When to give feedback
Don't save it for a review. If something happens on a Tuesday that deserves feedback, give it on Tuesday - or at the latest in your next 1:1. Feedback gets harder to give and less useful the more time passes.
Give feedback when:
- You see work that could be significantly better
- You notice a pattern in how someone communicates or works that's creating friction
- Someone did something really well and you want to reinforce it
- You have concerns about a decision before it gets locked in
How to give useful feedback
Be specific. "Your communication could be clearer" is hard to act on. "In yesterday's customer call, you answered the technical question before understanding what the customer actually needed" is something you can work with.
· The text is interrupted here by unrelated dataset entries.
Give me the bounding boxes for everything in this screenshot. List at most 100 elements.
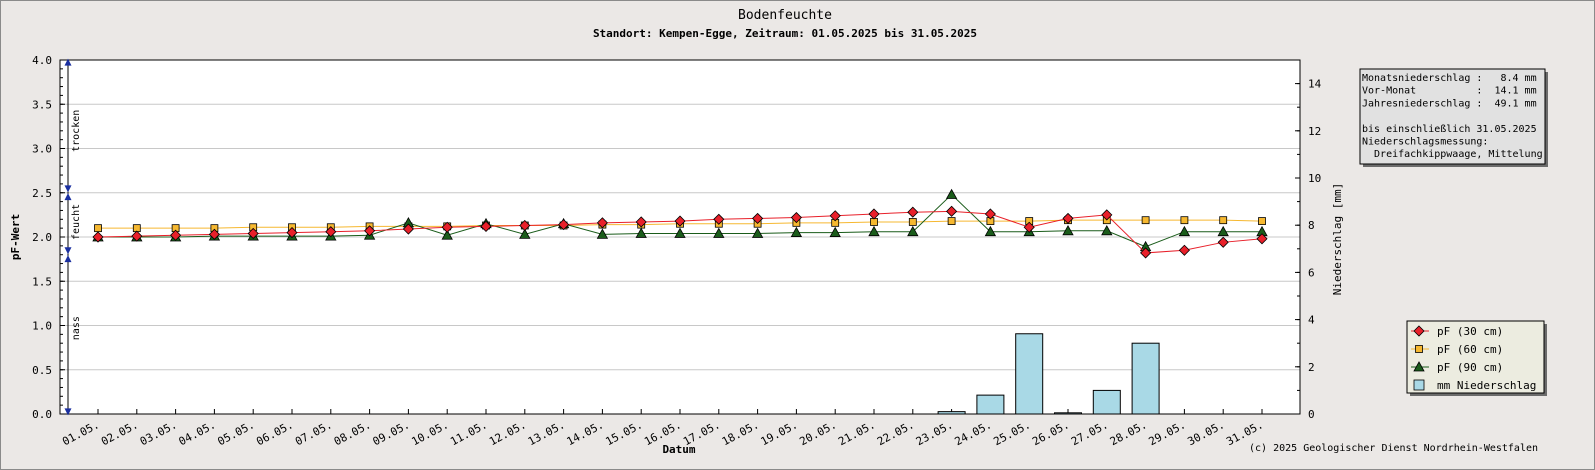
y2-tick-label: 2: [1308, 361, 1315, 374]
y-tick-label: 3.5: [32, 98, 52, 111]
zone-label: trocken: [71, 110, 82, 152]
x-tick-label: 06.05.: [254, 418, 295, 448]
y-tick-label: 0.0: [32, 408, 52, 421]
y-tick-label: 1.0: [32, 320, 52, 333]
zone-label: feucht: [71, 204, 82, 240]
y2-tick-label: 0: [1308, 408, 1315, 421]
series-point: [984, 225, 997, 237]
x-tick-label: 21.05.: [836, 418, 877, 448]
y2-tick-label: 8: [1308, 219, 1315, 232]
info-box: Monatsniederschlag : 8.4 mm Vor-Monat : 1…: [1359, 68, 1548, 167]
x-tick-label: 15.05.: [603, 418, 644, 448]
x-tick-label: 29.05.: [1147, 418, 1188, 448]
series-point: [752, 212, 764, 224]
series-point: [1180, 216, 1189, 225]
x-tick-label: 08.05.: [332, 418, 373, 448]
series-point: [790, 226, 803, 237]
x-tick-label: 27.05.: [1069, 418, 1110, 448]
x-tick-label: 11.05.: [448, 418, 489, 448]
x-tick-label: 18.05.: [720, 418, 761, 448]
info-line: Monatsniederschlag : 8.4 mm: [1362, 73, 1537, 84]
y-tick-label: 1.5: [32, 275, 52, 288]
series-point: [751, 227, 764, 238]
info-line: bis einschließlich 31.05.2025: [1362, 124, 1537, 135]
zone-arrow-down: [64, 247, 72, 255]
x-axis-label: Datum: [662, 443, 695, 456]
series-point: [1141, 216, 1150, 225]
y-axis-label: pF-Wert: [9, 214, 22, 260]
precip-bar: [976, 394, 1005, 415]
series-point: [907, 206, 919, 218]
series-point: [635, 227, 647, 238]
precip-bar: [1131, 342, 1160, 415]
x-tick-label: 14.05.: [565, 418, 606, 448]
series-point: [790, 211, 802, 224]
chart-subtitle: Standort: Kempen-Egge, Zeitraum: 01.05.2…: [593, 27, 977, 40]
series-point: [674, 227, 686, 238]
x-tick-label: 25.05.: [991, 418, 1032, 448]
series-point: [1217, 225, 1229, 237]
x-tick-label: 10.05.: [409, 418, 450, 448]
series-point: [441, 229, 453, 240]
x-tick-label: 22.05.: [875, 418, 916, 448]
series-point: [946, 205, 958, 217]
series-point: [325, 226, 337, 238]
zone-arrow-up: [64, 255, 72, 263]
legend-frame: [1406, 320, 1545, 394]
series-point: [674, 215, 686, 227]
x-tick-label: 28.05.: [1108, 418, 1149, 448]
series-point: [1062, 212, 1074, 224]
series-point: [596, 228, 609, 239]
x-tick-label: 30.05.: [1185, 418, 1226, 448]
series-point: [170, 229, 182, 241]
series-point: [1062, 224, 1074, 236]
series-point: [94, 224, 102, 233]
series-point: [713, 227, 725, 238]
info-line: Dreifachkippwaage, Mittelung: [1362, 149, 1543, 160]
y2-tick-label: 12: [1308, 125, 1321, 138]
series-point: [1140, 247, 1152, 259]
series-point: [441, 221, 453, 233]
series-point: [1101, 209, 1113, 221]
x-tick-label: 13.05.: [526, 418, 567, 448]
series-point: [635, 216, 647, 228]
y-tick-label: 4.0: [32, 54, 52, 67]
series-point: [286, 227, 298, 239]
legend-label: pF (60 cm): [1437, 343, 1503, 356]
x-tick-label: 03.05.: [138, 418, 179, 448]
series-point: [247, 227, 259, 240]
y2-tick-label: 10: [1308, 172, 1321, 185]
x-tick-label: 05.05.: [215, 418, 256, 448]
series-point: [1217, 236, 1229, 248]
x-tick-label: 09.05.: [371, 418, 412, 448]
x-tick-label: 07.05.: [293, 418, 334, 448]
series-point: [92, 231, 104, 243]
series-point: [208, 228, 220, 240]
y2-tick-label: 14: [1308, 78, 1322, 91]
x-tick-label: 01.05.: [60, 418, 101, 448]
legend-swatch-marker: [1415, 345, 1423, 353]
series-point: [868, 225, 880, 237]
y-tick-label: 2.0: [32, 231, 52, 244]
info-line: Jahresniederschlag : 49.1 mm: [1362, 98, 1537, 109]
y-tick-label: 3.0: [32, 143, 52, 156]
series-point: [868, 208, 880, 220]
series-point: [1101, 224, 1113, 236]
legend-label: mm Niederschlag: [1437, 379, 1536, 392]
info-box-frame: [1359, 68, 1546, 165]
precip-bar: [1092, 389, 1121, 415]
series-point: [829, 226, 841, 237]
series-point: [519, 228, 531, 239]
plot-layer: 0.0 0.5 1.0 1.5 2.0 2.5 3.0 3.5 4.0 0 2 4 6 8 10 12 14 01…: [32, 54, 1321, 448]
zone-arrow-up: [64, 58, 72, 66]
precip-bar: [1015, 333, 1044, 415]
zone-arrow-up: [64, 193, 72, 201]
legend-swatch-marker: [1413, 325, 1425, 337]
series-point: [558, 219, 570, 231]
legend-swatch-marker: [1413, 361, 1425, 372]
series-point: [1023, 221, 1035, 233]
series-point: [131, 230, 143, 242]
zone-arrow-down: [64, 408, 72, 416]
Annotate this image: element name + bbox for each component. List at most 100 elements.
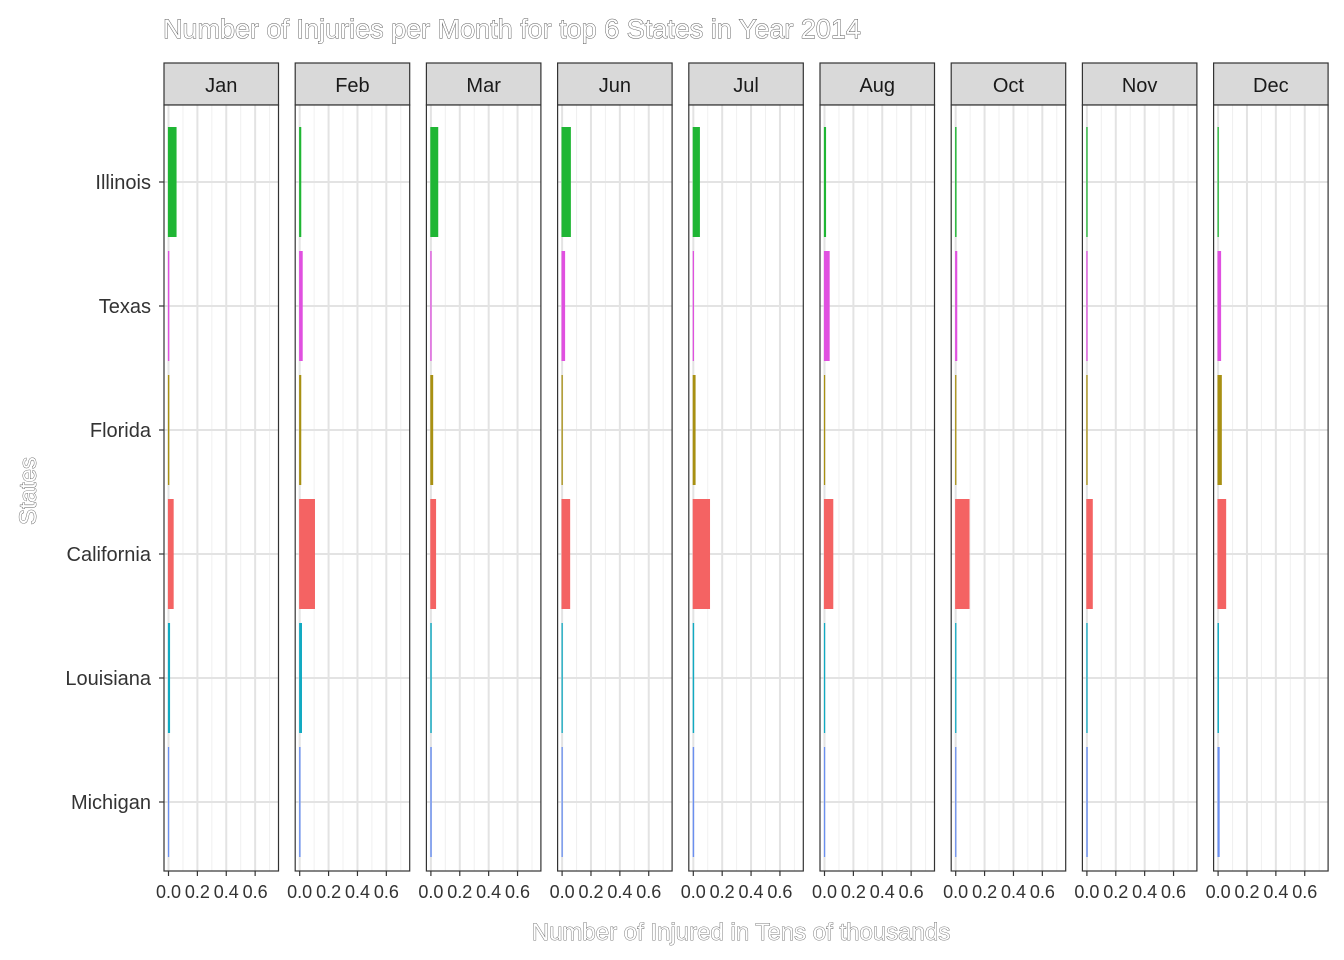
x-tick-label: 0.0 — [812, 882, 837, 902]
panel-background — [820, 105, 935, 871]
panel-border — [1212, 104, 1329, 872]
x-tick-label: 0.4 — [214, 882, 239, 902]
facet-strip — [294, 62, 411, 106]
facet-strip-label: Dec — [1253, 75, 1289, 97]
x-tick-label: 0.6 — [899, 882, 924, 902]
bar-mar-illinois — [430, 127, 439, 237]
x-tick-label: 0.4 — [607, 882, 632, 902]
facet-panel-nov: Nov 0.0 0.2 0.4 0.6 — [1074, 62, 1198, 902]
x-tick-label: 0.2 — [185, 882, 210, 902]
x-tick-label: 0.6 — [1292, 882, 1317, 902]
bar-jan-california — [167, 499, 174, 609]
y-tick-label: Florida — [90, 420, 152, 442]
panel-background — [1213, 105, 1329, 871]
facet-panel-oct: Oct 0.0 0.2 0.4 0.6 — [943, 62, 1067, 902]
bar-feb-texas — [299, 251, 303, 361]
x-tick-label: 0.6 — [636, 882, 661, 902]
facet-panel-aug: Aug 0.0 0.2 0.4 0.6 — [812, 62, 936, 902]
bar-dec-florida — [1217, 375, 1222, 485]
panel-background — [1082, 105, 1197, 871]
bar-nov-florida — [1086, 375, 1088, 485]
facet-strip-label: Jan — [205, 75, 237, 97]
y-tick-label: Michigan — [71, 792, 151, 814]
bar-feb-michigan — [299, 747, 301, 857]
bar-aug-texas — [823, 251, 830, 361]
x-axis-title: Number of Injured in Tens of thousands — [532, 919, 950, 946]
bar-oct-texas — [955, 251, 958, 361]
bar-jan-texas — [167, 251, 170, 361]
y-tick-label: Louisiana — [65, 668, 152, 690]
facet-panel-jan: Jan 0.0 0.2 0.4 0.6 — [156, 62, 280, 902]
bar-oct-michigan — [955, 747, 957, 857]
x-tick-label: 0.2 — [710, 882, 735, 902]
facet-panel-jul: Jul 0.0 0.2 0.4 0.6 — [681, 62, 804, 902]
facet-panel-mar: Mar 0.0 0.2 0.4 0.6 — [418, 62, 542, 902]
bar-dec-california — [1217, 499, 1227, 609]
x-tick-label: 0.4 — [870, 882, 895, 902]
bar-mar-florida — [430, 375, 434, 485]
bar-jul-california — [692, 499, 711, 609]
panel-background — [295, 105, 410, 871]
x-tick-label: 0.6 — [243, 882, 268, 902]
facet-strip-label: Jun — [599, 75, 631, 97]
panel-border — [556, 104, 673, 872]
bar-jan-louisiana — [167, 623, 171, 733]
facet-strip-label: Jul — [733, 75, 759, 97]
x-tick-label: 0.6 — [1161, 882, 1186, 902]
bar-oct-florida — [955, 375, 957, 485]
bar-aug-california — [823, 499, 834, 609]
x-tick-label: 0.2 — [1234, 882, 1259, 902]
bar-dec-louisiana — [1217, 623, 1219, 733]
x-tick-label: 0.4 — [1132, 882, 1157, 902]
bar-nov-texas — [1086, 251, 1088, 361]
facet-strip — [819, 62, 936, 106]
bar-nov-michigan — [1086, 747, 1088, 857]
bar-mar-texas — [430, 251, 432, 361]
panel-border — [294, 104, 411, 872]
bar-dec-texas — [1217, 251, 1222, 361]
bar-jul-texas — [692, 251, 694, 361]
bar-jan-michigan — [167, 747, 170, 857]
bar-feb-illinois — [299, 127, 302, 237]
x-tick-label: 0.4 — [1263, 882, 1288, 902]
bar-feb-california — [299, 499, 315, 609]
bar-jun-michigan — [561, 747, 563, 857]
bar-feb-florida — [299, 375, 302, 485]
bar-jul-louisiana — [692, 623, 695, 733]
panel-background — [688, 105, 804, 871]
bar-dec-illinois — [1217, 127, 1219, 237]
panel-background — [557, 105, 673, 871]
x-tick-label: 0.6 — [767, 882, 792, 902]
facet-strip — [556, 62, 673, 106]
x-tick-label: 0.2 — [841, 882, 866, 902]
bar-jan-illinois — [167, 127, 177, 237]
x-tick-label: 0.4 — [739, 882, 764, 902]
x-tick-label: 0.6 — [374, 882, 399, 902]
facet-panel-jun: Jun 0.0 0.2 0.4 0.6 — [550, 62, 673, 902]
bar-jan-florida — [167, 375, 170, 485]
x-tick-label: 0.2 — [447, 882, 472, 902]
bar-oct-illinois — [955, 127, 957, 237]
facet-strip-label: Oct — [993, 75, 1025, 97]
bar-jun-california — [561, 499, 571, 609]
x-tick-label: 0.2 — [972, 882, 997, 902]
bar-jun-louisiana — [561, 623, 563, 733]
y-tick-label: California — [67, 544, 152, 566]
x-tick-label: 0.0 — [943, 882, 968, 902]
bar-oct-louisiana — [955, 623, 957, 733]
x-tick-label: 0.0 — [681, 882, 706, 902]
panel-background — [951, 105, 1066, 871]
x-tick-label: 0.4 — [1001, 882, 1026, 902]
facet-strip-label: Aug — [859, 75, 895, 97]
bar-mar-california — [430, 499, 437, 609]
facet-strip-label: Mar — [466, 75, 501, 97]
x-tick-label: 0.6 — [505, 882, 530, 902]
y-axis: Illinois Texas Florida California Louisiana M… — [65, 172, 164, 814]
panel-border — [163, 104, 280, 872]
x-tick-label: 0.0 — [287, 882, 312, 902]
bar-mar-michigan — [430, 747, 432, 857]
panel-border — [425, 104, 542, 872]
bar-jul-florida — [692, 375, 696, 485]
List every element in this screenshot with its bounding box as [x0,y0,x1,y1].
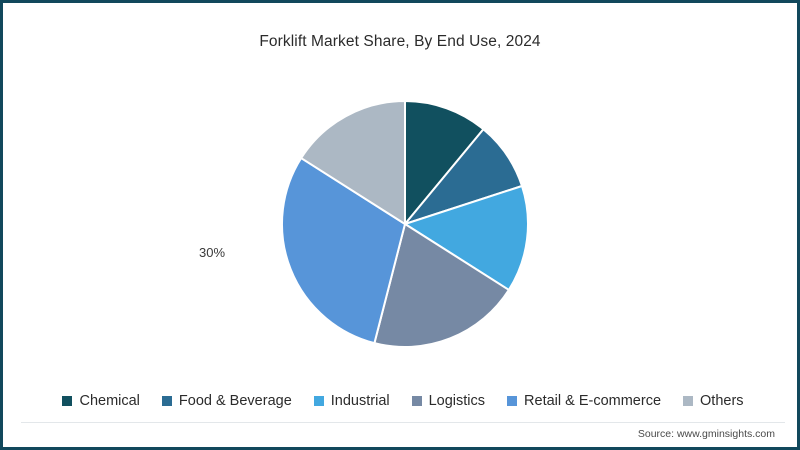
legend-item[interactable]: Others [683,393,744,409]
legend-swatch-icon [411,396,422,406]
legend-swatch-icon [313,396,324,406]
pie-slice[interactable] [404,184,529,291]
pie-chart-area: 30% [3,63,800,368]
legend-item-label: Retail & E-commerce [524,393,662,409]
page-title: Forklift Market Share, By End Use, 2024 [259,33,541,50]
legend-item-label: Others [700,393,744,409]
legend-item[interactable]: Logistics [411,393,486,409]
legend-item[interactable]: Food & Beverage [161,393,292,409]
legend-item[interactable]: Industrial [313,393,390,409]
legend-item[interactable]: Chemical [62,393,140,409]
legend-item-label: Logistics [428,393,486,409]
pie-slice[interactable] [404,100,485,225]
legend-swatch-icon [507,396,518,406]
data-label-retail-ecommerce: 30% [199,245,226,260]
legend-item-label: Chemical [79,393,140,409]
pie-chart-svg [281,100,529,348]
legend-item-label: Food & Beverage [178,393,292,409]
legend-swatch-icon [683,396,694,406]
pie-slice[interactable] [300,100,406,225]
pie-slice[interactable] [373,223,510,348]
pie-slice[interactable] [281,157,406,345]
pie-slice-group [281,100,529,348]
legend-item-label: Industrial [330,393,390,409]
legend-swatch-icon [62,396,73,406]
chart-legend: Chemical Food & Beverage Industrial Logisti… [3,387,800,415]
legend-divider [21,422,785,423]
source-attribution: Source: www.gminsights.com [637,428,775,440]
legend-swatch-icon [161,396,172,406]
legend-item[interactable]: Retail & E-commerce [507,393,661,409]
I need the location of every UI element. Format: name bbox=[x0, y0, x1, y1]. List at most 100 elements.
Focus on behavior, not character. "You interrupted the customer three times during the demo" is feedback. "You're impatient" is a character judgment. One is actionable; the other puts people on the defensive.
Connect it to the outcome. Why does it matter? "When the proposal is vague, we lose deals that should be winnable" helps the person understand the stakes.
Positive feedback counts. Tell people when they do something well - not as a preamble to the "real" feedback, but as genuine acknowledgment. People need to know what to keep doing as much as what to change.
How to receive feedback
Assume good faith. The person giving you feedback is trying to help you. Even if they're not doing it perfectly, try to hear the thing underneath the delivery.
Don't defend reflexively. You can ask for examples or clarification. But "let me explain why I did it that way" as a first response usually means you're not actually listening.
You don't have to agree. But you have to engage. "I'll think about that" and then do nothing isn't a response - it's a polite way of dismissing the feedback.
Thank people who give you hard feedback. It takes more effort to say something difficult than to stay quiet.
Feedback during offsites
We run structured 360-degree feedback sessions at company offsites. Every person gives feedback to every other person. This isn't about building a case - it's about getting a real picture of how you're showing up to the people around you.
Prepare in advance. Think about what each person does well and where you see room to grow. The sessions work because people put in the effort beforehand.
What's said in these sessions stays with the people in the room. You're not obligated to share your feedback with people who weren't present.
Feedback up the chain
We expect feedback to flow in every direction, including upward. If you think a founder or manager is making a mistake, say so. We'd rather hear it from you than find out later that everyone saw it coming.
The easiest way to give feedback upward: direct message, or bring it up in your 1:1. You don't need a formal process.